If public services are going to transform for the digital age and provide services fit for purpose, which are focused on real users, there needs to be a fundamental shift in the way Government works.
Technology suppliers have an important role to play by opening up their platforms for sharing and interoperability. We all need to change.
At a business process and technology level, many of the 430 councils in the UK are pretty much replicating versions of the same things. There is simply no need. If a local authority can just ‘download’ or ‘stream’ established service patterns and standard forms and workflows, it will accelerate the delivery of digital services.
Local authorities are non-competing and it’s essential that the building blocks of digital services be shared and reused. By working together, a great amount of time and resource can be saved.
Sharing must be driven by government, but it will only work if government suppliers are also 100% behind it and to achieve this I believe that an open source library is one of the answers
A library of solutions will help accelerate adoption of service standards and raise those standards through peer review and the sharing of best practices.
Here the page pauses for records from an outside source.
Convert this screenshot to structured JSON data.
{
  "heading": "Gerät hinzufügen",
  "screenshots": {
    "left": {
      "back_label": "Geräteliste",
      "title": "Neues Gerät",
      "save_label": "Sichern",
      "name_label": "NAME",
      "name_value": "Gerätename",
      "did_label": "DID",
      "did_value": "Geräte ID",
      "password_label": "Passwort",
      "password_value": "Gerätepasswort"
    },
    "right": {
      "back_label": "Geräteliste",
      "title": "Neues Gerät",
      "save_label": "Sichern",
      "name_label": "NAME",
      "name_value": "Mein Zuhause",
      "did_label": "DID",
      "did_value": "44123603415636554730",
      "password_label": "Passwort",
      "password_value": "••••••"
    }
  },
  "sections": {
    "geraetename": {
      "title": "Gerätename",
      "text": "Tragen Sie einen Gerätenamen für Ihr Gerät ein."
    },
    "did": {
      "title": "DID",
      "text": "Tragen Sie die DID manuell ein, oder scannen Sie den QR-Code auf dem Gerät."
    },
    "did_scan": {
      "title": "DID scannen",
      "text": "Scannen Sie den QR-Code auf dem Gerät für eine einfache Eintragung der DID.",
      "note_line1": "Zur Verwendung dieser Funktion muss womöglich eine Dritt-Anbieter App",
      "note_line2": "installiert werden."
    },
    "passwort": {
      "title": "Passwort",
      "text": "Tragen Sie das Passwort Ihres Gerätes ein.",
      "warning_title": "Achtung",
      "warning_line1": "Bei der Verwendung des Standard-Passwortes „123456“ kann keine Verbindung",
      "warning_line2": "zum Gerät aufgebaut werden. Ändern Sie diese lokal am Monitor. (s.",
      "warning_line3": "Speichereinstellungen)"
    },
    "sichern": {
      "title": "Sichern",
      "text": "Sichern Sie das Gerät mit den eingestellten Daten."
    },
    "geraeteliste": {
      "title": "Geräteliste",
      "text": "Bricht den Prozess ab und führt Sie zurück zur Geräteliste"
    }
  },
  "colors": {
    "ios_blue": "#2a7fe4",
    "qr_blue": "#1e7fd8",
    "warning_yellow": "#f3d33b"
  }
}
In time, the sharing and reusing of work will enable councils to become hubs for economic and social exchange as the library serves as a forum for sourcing digital expertise and collaborative working.
The challenge is building and maintaining momentum. Whilst a Library can be set up initially by a supplier and populated with their solutions for their customers it should be built based on a Github repository that can hold any type of artefact, therefore generic artefacts such as process flows, test scripts and service design documentation can all be surfaced in the Library.
The aim should be to build and grow a community that shares the standard building blocks or ‘LEGO bricks’ of local government, along with expertise and insight.
Public sector organisations can get involved in a library by sharing their service components so that digital services can finally be consumed (and treated) as utilities across the board.
That’s why we’ve just launched the Jadu Library, a community driven repository of shared material or ‘artefacts’ where local authorities can partner and collaborate by uploading and downloading artefacts for building digital services.
Our move follows the call for the proactive adoption of ‘shared plumbing’ in the recent Green Paper, ‘Better Public Services: A Manifesto’. The old ways of doing things – and of reinventing the wheel time and time again – are not sustainable.
Now is the time for local government to work and innovate together to build better local digital services and to accelerate transformation.